Improving superconductivity in BaFe2As2-based crystals by cobalt clustering and electronic uniformity

Li Li, Qiang Zheng, Qiang Zou, Shivani Rajput, Anota Ijaduola, Zhiming Wu, Xiaoping Wang, Huibo Cao, Suhas Somnath, Stephen Jesse, Miaofang Chi, Zheng Gai, David Parker, and Athena Sefat

Scientific Reports

Notebook written by: Suhas Somnath

2/9/2016


In [ ]:
# Ensure python 3 compatibility:
from __future__ import division, print_function, absolute_import

from os import path
import numpy as np
import h5py

import matplotlib.pyplot as plt
import matplotlib.patches as patches
from mpl_toolkits.axes_grid1 import make_axes_locatable

from scipy.signal import medfilt
from scipy.ndimage.filters import gaussian_filter
from sklearn.utils.extmath import randomized_svd
from sklearn.cluster import KMeans

import pycroscopy as px
from pycroscopy.io.translators.omicron_asc import AscTranslator

# set up notebook to show plots within the notebook
% matplotlib inline

In [ ]:
#%% Load file
file_path = r"E:\Shivani\STS_Au-Ba122 crystal\I(V) TraceUp Tue Sep 20 09_17_08 2016 [14-1]  STM_Spectroscopy STM.asc"
folder_path, file_name = path.split(file_path)
file_name = file_name[:-4] + '_'

In [ ]:
tran = AscTranslator()
h5_path = tran.translate(file_path)

hdf = px.ioHDF5(h5_path)
h5_main = px.hdf_utils.getDataSet(hdf.file, 'Raw_Data')[-1]

In [ ]:
x_label = 'Bias (V)'
y_label = 'Current (a.u.)'

In [ ]:
def print_hdf_tree(h5_obj):
    print(h5_obj.name)
    if isinstance(h5_obj, h5py.Group):
        for child in h5_obj:
            print_hdf_tree(h5_obj[child])

In [ ]:
print('Datasets and datagroups within the file:\n------------------------------------')
print_hdf_tree(h5_main.file)
 
print('\nThe main dataset:\n------------------------------------')
print(h5_main)
print('\nThe ancillary datasets:\n------------------------------------')
print(hdf.file['/Measurement_000/Channel_000/Position_Indices'])
print(hdf.file['/Measurement_000/Channel_000/Position_Values'])
print(hdf.file['/Measurement_000/Channel_000/Spectroscopic_Indices'])
print(hdf.file['/Measurement_000/Channel_000/Spectroscopic_Values'])
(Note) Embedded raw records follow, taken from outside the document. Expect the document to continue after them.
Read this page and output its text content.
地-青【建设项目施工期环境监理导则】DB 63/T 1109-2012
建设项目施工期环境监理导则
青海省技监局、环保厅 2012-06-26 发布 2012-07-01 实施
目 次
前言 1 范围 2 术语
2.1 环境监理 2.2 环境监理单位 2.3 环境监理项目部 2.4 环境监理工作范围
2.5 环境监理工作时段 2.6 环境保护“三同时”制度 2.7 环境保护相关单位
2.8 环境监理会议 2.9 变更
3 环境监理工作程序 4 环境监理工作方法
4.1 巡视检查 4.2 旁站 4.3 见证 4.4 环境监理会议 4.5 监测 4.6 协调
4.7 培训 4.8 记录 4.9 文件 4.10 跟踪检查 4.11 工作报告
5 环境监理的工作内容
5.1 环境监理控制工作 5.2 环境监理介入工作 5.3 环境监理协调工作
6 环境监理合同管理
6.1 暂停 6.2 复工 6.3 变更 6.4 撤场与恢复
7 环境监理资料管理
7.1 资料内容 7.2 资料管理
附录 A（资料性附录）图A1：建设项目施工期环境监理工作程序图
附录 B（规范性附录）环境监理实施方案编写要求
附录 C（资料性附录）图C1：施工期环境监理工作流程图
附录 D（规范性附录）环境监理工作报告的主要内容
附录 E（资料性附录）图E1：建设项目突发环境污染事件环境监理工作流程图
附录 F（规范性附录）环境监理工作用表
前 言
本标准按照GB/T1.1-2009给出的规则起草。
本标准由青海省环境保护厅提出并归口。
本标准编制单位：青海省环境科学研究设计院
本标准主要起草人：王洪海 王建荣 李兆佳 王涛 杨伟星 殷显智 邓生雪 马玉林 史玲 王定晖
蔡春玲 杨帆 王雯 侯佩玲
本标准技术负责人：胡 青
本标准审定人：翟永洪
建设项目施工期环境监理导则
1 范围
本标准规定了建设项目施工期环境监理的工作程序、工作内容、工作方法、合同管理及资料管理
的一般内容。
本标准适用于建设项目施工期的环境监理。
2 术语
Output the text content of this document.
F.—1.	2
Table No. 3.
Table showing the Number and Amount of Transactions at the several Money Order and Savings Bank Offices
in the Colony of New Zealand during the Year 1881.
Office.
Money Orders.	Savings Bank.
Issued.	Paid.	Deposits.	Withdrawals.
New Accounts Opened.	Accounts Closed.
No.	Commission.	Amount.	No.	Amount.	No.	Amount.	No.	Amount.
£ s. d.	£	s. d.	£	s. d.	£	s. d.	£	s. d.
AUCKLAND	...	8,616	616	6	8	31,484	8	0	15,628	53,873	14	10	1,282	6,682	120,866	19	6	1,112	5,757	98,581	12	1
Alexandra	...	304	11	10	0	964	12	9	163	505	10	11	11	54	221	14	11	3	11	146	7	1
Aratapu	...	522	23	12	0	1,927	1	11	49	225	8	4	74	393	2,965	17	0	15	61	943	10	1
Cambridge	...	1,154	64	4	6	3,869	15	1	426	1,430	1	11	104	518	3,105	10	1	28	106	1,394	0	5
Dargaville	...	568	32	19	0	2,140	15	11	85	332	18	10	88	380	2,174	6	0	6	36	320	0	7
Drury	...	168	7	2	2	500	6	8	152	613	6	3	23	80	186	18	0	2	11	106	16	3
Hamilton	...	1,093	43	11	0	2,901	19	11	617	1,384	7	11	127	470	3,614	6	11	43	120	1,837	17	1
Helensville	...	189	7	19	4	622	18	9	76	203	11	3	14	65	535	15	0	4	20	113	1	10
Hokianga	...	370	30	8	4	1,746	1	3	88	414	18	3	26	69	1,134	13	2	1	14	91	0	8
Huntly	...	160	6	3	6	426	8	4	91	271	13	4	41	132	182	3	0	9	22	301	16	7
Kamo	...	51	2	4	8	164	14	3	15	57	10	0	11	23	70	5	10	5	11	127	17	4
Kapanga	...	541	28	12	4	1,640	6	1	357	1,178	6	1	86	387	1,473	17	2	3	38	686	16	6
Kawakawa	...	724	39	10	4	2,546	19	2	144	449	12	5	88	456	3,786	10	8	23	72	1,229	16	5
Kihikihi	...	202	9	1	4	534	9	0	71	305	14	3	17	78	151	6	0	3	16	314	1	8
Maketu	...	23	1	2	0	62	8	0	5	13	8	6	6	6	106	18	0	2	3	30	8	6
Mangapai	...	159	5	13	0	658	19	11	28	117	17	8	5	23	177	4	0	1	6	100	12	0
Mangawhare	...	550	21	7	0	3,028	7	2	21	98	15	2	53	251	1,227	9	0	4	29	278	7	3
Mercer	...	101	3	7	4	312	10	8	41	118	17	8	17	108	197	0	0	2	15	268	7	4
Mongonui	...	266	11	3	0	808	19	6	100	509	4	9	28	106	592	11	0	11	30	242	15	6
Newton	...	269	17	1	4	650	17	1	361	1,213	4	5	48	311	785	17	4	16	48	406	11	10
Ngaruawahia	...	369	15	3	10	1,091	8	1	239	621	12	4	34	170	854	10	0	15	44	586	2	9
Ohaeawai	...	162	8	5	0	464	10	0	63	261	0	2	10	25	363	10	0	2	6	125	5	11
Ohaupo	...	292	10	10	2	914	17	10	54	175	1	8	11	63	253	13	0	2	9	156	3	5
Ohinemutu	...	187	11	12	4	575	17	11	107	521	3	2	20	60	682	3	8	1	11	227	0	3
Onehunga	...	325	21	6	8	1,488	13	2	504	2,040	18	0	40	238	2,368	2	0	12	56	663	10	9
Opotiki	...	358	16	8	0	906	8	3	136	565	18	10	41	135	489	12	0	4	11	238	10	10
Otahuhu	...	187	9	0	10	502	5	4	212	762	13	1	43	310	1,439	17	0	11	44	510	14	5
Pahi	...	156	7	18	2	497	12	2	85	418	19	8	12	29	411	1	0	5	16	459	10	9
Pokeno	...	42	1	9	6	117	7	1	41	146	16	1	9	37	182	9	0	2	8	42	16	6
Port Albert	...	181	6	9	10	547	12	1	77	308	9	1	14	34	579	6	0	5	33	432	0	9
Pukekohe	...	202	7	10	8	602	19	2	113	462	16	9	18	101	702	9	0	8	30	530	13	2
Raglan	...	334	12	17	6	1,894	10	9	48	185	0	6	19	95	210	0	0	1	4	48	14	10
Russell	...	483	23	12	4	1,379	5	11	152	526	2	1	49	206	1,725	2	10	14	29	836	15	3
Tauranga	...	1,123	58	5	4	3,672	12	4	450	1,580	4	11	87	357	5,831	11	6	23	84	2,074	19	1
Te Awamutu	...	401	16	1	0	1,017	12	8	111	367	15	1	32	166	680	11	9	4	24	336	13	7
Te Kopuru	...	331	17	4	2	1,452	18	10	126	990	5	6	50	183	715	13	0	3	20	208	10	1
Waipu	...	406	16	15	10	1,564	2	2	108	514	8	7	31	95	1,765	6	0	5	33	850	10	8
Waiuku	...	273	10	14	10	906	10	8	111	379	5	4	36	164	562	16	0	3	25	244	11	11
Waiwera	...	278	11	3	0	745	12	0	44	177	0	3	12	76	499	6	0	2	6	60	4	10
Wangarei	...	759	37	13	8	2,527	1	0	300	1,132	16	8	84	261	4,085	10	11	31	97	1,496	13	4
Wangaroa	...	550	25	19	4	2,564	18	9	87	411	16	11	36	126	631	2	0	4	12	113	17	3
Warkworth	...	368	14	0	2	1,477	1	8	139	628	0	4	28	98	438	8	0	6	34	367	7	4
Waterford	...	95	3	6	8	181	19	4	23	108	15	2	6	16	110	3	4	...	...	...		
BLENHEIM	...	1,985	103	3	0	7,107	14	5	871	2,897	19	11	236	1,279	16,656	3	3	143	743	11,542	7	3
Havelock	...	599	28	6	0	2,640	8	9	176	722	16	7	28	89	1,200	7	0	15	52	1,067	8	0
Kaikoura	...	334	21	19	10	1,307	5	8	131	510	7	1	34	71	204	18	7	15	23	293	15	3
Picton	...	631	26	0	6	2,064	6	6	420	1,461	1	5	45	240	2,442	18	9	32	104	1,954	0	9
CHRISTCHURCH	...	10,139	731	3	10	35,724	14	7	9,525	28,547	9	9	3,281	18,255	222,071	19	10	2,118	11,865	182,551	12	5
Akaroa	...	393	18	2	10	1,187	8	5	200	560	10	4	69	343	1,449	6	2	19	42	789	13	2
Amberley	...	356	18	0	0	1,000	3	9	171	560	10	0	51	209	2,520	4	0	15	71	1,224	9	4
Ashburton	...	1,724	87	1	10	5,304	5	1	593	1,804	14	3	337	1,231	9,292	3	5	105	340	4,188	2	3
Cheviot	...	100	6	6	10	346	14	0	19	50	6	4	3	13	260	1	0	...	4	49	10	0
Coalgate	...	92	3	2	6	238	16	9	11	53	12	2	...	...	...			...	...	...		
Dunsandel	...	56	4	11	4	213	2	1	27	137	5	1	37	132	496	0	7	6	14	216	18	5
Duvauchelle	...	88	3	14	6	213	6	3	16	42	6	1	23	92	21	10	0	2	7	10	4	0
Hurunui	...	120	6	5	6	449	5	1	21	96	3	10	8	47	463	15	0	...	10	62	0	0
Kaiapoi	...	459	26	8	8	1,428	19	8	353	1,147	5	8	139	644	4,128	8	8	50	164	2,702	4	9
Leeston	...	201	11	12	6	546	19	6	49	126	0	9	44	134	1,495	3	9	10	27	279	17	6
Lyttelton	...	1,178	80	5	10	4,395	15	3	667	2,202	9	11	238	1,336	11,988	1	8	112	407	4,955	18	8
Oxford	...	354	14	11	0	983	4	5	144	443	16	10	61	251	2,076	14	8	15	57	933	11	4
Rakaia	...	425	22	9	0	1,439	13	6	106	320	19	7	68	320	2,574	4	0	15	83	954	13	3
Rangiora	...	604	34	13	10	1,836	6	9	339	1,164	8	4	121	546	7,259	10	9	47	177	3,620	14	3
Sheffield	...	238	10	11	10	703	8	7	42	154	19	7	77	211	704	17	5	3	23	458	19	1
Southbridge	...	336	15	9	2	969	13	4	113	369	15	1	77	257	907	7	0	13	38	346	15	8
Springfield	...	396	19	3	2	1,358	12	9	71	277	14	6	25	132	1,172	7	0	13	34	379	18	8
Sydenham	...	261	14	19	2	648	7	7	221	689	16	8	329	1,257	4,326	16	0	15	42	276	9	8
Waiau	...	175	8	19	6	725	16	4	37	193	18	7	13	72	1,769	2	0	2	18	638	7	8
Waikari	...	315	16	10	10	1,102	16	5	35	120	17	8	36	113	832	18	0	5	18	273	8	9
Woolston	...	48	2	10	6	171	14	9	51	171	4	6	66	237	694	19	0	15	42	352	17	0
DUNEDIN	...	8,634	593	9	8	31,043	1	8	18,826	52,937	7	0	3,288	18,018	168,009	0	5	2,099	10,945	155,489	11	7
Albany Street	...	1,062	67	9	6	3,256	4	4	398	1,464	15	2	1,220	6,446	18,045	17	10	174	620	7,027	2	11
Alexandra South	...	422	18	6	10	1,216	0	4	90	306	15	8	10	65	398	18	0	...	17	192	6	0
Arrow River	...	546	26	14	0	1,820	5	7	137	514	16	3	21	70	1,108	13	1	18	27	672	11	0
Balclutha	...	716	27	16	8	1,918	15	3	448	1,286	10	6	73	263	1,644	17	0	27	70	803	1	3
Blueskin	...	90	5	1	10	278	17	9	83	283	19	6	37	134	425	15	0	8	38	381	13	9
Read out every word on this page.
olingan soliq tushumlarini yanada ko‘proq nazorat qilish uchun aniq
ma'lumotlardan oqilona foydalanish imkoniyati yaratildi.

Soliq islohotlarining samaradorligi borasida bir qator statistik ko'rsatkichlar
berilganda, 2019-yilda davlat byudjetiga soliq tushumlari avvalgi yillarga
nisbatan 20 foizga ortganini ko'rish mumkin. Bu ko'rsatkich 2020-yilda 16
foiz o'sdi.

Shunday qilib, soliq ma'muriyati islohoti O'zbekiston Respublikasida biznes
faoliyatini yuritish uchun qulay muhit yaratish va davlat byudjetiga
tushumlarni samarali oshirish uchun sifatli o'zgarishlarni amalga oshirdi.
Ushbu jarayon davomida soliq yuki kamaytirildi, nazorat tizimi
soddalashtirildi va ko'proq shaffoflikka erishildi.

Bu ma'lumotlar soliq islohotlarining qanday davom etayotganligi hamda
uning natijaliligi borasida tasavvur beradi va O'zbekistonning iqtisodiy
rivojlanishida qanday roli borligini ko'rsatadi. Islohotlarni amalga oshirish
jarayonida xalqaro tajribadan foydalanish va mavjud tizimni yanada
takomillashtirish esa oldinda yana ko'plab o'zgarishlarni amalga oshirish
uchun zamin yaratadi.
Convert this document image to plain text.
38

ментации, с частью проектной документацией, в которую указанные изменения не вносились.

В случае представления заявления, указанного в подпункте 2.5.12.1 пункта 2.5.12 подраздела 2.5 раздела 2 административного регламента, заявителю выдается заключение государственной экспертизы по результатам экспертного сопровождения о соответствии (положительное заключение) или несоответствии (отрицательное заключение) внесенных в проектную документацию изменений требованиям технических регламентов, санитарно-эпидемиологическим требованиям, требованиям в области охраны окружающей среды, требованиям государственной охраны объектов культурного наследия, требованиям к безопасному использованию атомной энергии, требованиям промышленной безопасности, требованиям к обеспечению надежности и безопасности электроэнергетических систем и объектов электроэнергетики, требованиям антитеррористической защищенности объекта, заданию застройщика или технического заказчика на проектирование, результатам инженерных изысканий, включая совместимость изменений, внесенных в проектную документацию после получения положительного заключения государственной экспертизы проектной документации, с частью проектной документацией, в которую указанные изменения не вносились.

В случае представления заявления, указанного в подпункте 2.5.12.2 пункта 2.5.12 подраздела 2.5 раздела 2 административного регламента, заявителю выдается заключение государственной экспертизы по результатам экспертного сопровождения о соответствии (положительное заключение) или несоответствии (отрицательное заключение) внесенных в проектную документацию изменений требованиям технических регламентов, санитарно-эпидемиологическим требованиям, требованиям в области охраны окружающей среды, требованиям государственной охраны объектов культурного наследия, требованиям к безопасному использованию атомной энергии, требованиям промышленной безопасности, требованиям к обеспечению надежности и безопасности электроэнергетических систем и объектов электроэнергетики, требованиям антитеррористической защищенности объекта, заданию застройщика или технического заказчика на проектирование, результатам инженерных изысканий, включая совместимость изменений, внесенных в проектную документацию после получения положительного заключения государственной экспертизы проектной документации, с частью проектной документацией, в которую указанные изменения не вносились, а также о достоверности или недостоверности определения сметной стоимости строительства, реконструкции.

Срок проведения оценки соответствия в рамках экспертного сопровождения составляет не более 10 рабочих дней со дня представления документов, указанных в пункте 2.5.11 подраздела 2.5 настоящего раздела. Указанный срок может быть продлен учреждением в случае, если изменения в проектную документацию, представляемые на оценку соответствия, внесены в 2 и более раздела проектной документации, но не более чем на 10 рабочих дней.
print('\nMetadata or attributes in a datagroup\n------------------------------------')
for key in hdf.file['/Measurement_000'].attrs:
    print('{} : {}'.format(key, hdf.file['/Measurement_000'].attrs[key]))

In [ ]:
# Read some basic parameters
h5_meas_grp = hdf.file['/Measurement_000']
num_rows = int(h5_meas_grp.attrs['y-pixels'])
num_cols = int(h5_meas_grp.attrs['x-pixels'])
num_pos = num_rows * num_cols
spectra_length = int(h5_meas_grp.attrs['z-points'])
volt_vec = px.hdf_utils.getAuxData(h5_main, auxDataName='Spectroscopic_Values')[-1][0]

In [ ]:
raw_data_3d = np.reshape(h5_main[()], (num_rows, num_cols, spectra_length))
fig, axes = plt.subplots(ncols=2, figsize=(8, 4))
px.plot_utils.plot_map(axes[0], raw_data_3d[:, :, 0], cmap=px.plot_utils.cmap_jet_white_center())
axes[0].set_aspect(1)
axes[0].invert_yaxis()
axes[0].set_title('slice of data - use this for cropping the data')
axes[1].plot(volt_vec, raw_data_3d[10, 10, :])
axes[1].set_xlabel('Bias (V)')
axes[1].set_ylabel('Current (nA)')
axes[1].set_title('Response at a single pixel')
fig.tight_layout()

In [ ]:
#%% User supplied information for cropping data:
start_row = 30  # 0 is the first row
end_row = num_rows  # num_rows is the last row
start_col = 0
end_col = num_cols  # num_cols is the last column
volt_chop = 0.3

In [ ]:
# now crop the data according the specifications above:
volt_index = np.where(np.logical_and(volt_vec >= -volt_chop, volt_vec <= volt_chop))[0]
volt_vec = volt_vec[volt_index]

raw_data_3d = raw_data_3d[start_row:end_row, start_col:end_col, volt_index]
num_rows, num_cols, spectra_length = raw_data_3d.shape
raw_data_2d = raw_data_3d.reshape(-1, spectra_length)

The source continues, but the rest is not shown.